To start us off with the meetings and greetings of the day, John and Aeryn are in the running for the Couple Most Likely to Send Everyone to the Dentist With Cavaties award. Ivanova is sad about Tonks leaving, but fear not Ivanova. There are other fish in the sea, birds in the sky and singles in the bars and there always will be.

Anakin aka that Broody Kid with the Robes visited Isabel, Alphonse was visited by Victor and Cameron slept in his own bed. My notes say 'for once'. Cameron, you ol' dog.

Downtown Fandom: Check Your Sanity at the Gate

*takes a deep breath*

We're on the final stretch here, folks. Hold onto your hats, keep your hands and arms inside the vehicle and hold your breath and count backwards from 30.

If you're looking for a job, Crowley of The Arms Hotel is hiring.

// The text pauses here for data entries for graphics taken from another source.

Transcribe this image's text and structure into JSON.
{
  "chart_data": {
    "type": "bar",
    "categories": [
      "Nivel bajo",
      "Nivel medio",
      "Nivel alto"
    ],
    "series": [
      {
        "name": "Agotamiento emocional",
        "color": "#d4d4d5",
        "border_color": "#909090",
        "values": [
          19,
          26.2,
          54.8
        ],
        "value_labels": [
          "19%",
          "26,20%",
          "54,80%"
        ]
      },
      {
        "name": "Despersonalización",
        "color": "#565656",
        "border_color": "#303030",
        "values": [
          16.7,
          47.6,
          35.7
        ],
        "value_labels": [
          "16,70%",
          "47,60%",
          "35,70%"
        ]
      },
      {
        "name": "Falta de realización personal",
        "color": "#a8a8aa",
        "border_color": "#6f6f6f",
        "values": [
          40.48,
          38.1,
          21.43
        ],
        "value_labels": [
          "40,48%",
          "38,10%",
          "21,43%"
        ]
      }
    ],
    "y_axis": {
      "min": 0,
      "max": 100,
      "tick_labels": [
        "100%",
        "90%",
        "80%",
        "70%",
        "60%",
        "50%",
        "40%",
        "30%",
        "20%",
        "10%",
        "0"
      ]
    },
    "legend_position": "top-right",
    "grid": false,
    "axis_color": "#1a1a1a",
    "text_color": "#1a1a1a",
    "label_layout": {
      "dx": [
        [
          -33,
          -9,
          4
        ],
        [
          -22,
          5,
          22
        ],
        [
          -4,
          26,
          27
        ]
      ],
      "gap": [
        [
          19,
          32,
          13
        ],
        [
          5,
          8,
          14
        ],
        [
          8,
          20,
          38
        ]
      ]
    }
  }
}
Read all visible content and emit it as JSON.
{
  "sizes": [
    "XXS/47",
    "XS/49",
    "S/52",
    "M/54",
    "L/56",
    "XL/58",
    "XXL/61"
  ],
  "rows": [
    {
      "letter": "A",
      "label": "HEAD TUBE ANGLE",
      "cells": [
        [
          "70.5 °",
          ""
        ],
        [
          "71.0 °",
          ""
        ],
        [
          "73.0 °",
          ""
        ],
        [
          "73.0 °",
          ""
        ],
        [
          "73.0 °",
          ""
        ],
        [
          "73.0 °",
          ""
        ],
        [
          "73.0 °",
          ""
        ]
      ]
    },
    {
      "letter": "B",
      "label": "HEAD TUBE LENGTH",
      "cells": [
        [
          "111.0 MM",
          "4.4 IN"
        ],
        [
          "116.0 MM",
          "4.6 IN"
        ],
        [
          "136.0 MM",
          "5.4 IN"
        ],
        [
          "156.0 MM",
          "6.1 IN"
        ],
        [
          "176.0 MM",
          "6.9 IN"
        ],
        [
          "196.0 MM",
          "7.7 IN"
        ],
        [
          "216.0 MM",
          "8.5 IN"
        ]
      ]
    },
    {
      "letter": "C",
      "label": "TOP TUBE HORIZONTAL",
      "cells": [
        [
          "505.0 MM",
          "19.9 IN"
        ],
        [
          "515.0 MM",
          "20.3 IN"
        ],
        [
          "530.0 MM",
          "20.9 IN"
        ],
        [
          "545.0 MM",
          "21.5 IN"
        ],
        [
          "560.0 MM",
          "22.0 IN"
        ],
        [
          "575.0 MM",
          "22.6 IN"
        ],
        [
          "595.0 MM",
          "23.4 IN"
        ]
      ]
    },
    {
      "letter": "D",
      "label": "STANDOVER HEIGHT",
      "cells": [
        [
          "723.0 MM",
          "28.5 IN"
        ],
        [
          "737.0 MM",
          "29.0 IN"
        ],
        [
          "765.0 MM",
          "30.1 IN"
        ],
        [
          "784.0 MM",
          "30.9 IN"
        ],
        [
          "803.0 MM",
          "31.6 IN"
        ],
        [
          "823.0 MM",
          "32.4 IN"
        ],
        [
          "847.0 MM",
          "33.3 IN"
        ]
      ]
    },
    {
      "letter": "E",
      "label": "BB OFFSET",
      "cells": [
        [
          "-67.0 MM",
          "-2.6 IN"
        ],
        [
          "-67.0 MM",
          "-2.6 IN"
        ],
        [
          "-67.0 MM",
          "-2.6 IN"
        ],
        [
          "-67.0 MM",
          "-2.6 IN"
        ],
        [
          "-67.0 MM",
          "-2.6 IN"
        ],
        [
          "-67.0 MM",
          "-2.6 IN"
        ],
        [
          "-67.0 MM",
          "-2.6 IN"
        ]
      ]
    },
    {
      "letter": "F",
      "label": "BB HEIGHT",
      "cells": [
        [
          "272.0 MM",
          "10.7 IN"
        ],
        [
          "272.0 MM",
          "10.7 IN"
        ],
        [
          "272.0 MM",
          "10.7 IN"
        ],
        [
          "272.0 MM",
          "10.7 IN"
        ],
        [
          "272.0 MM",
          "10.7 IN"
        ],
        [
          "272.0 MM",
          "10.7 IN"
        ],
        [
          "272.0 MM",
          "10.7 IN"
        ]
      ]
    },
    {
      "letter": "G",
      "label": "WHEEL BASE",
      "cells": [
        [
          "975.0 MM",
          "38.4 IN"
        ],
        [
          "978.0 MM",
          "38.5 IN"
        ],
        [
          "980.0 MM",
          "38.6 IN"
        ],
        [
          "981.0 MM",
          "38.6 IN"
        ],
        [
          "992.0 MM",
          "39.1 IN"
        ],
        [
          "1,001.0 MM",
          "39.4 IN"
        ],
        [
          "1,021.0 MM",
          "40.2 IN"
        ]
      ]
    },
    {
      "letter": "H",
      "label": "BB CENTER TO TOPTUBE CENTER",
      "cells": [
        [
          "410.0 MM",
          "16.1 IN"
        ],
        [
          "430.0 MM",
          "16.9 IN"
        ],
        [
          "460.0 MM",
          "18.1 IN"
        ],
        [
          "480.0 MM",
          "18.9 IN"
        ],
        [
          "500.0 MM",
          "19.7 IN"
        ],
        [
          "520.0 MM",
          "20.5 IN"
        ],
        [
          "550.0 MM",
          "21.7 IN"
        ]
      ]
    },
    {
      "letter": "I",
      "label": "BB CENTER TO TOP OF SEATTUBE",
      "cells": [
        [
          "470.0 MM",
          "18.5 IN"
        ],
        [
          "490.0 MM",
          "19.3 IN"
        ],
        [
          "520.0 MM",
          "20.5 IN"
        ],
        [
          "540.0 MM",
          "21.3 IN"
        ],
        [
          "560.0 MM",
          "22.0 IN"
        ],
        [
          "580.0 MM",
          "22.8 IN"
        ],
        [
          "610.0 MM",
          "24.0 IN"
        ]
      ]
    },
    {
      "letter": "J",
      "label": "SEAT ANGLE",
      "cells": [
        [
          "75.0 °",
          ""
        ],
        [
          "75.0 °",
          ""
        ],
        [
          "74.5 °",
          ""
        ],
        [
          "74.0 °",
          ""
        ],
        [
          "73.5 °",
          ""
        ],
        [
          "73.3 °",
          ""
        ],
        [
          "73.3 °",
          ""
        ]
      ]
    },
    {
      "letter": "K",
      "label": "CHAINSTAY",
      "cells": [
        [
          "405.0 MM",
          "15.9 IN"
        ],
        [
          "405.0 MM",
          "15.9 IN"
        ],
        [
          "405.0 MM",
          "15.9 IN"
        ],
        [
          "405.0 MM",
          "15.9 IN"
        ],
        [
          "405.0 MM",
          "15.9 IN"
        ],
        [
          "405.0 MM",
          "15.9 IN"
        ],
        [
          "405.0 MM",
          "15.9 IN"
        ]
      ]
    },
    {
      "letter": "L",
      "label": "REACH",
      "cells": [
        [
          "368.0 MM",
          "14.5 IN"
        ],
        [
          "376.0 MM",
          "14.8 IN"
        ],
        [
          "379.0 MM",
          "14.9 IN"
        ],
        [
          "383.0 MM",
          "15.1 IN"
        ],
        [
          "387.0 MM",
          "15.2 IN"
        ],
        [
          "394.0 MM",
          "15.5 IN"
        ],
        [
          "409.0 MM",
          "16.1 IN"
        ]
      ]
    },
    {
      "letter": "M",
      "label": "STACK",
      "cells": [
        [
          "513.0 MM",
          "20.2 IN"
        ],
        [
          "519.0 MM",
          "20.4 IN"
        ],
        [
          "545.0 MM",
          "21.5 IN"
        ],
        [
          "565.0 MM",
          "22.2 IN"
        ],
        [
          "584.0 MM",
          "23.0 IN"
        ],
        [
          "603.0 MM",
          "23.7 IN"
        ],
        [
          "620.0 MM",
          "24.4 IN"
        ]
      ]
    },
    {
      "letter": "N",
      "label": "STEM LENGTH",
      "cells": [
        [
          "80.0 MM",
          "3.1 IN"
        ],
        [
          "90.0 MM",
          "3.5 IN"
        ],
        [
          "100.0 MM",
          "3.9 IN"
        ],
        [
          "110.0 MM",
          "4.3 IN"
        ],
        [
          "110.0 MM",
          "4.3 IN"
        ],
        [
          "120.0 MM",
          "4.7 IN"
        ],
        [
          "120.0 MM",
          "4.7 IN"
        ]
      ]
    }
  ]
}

Camulus and Orlin are back to their old selves. This is apparently a good thing. Then they had dinner. And I thought the Crabapple Cove Courier was easy-going with what they considered news, but this is ridiculous.

The Great Vodka Supplier and her Boy Wonder visited Galactica Point. Nice name for a place. Very sci-fi. Ivanova also stopped by at the Point for a brooding session.

Weevil and Veronica were at Caritas chatting away about life, love and...well actually, I don't know what they were talking about. Ask them if you're interested. Victor was there too, but he had no one to talk to.

Meanwhile, Sparky Repairs was busy, as was the grand high poobah of baked goods, the Kwik Stop and the Fourth Sin where GOB and Becky were romantic. In the brothel. How sweet.

Lastly, you were all fantastically healthy individuals and the empty clinics were proof of that.

So folks...

Wait, no, there's one last thing.

*silence, then a burst of laughter*

It seems the good Mr Echolls, labelled here as "Logan-who-used-t'be-a-bunny" is now "Logan-who-used-to-be-a-bunny-and-is-now-one-again." Ladies and gentlemen, enjoy this opportunity. There will be "Logan-who-used-to-be-a-bunny-and-is-now-one-again" merchandise and memorabilia available from my office as of tomorrow. Don't forget to get your photo taken with "Logan-who-used-to-be-a-bunny-and-is-now-one-again" and scratch the little guy behind the ears.

I'll bet he loves baby talk too.

This is DJ Hawk, broadcasting to you from Crow's Nest II. Enjoy your completely non-alcoholic beverages, your completely innocent and non-mischievous gatherings and have a good night!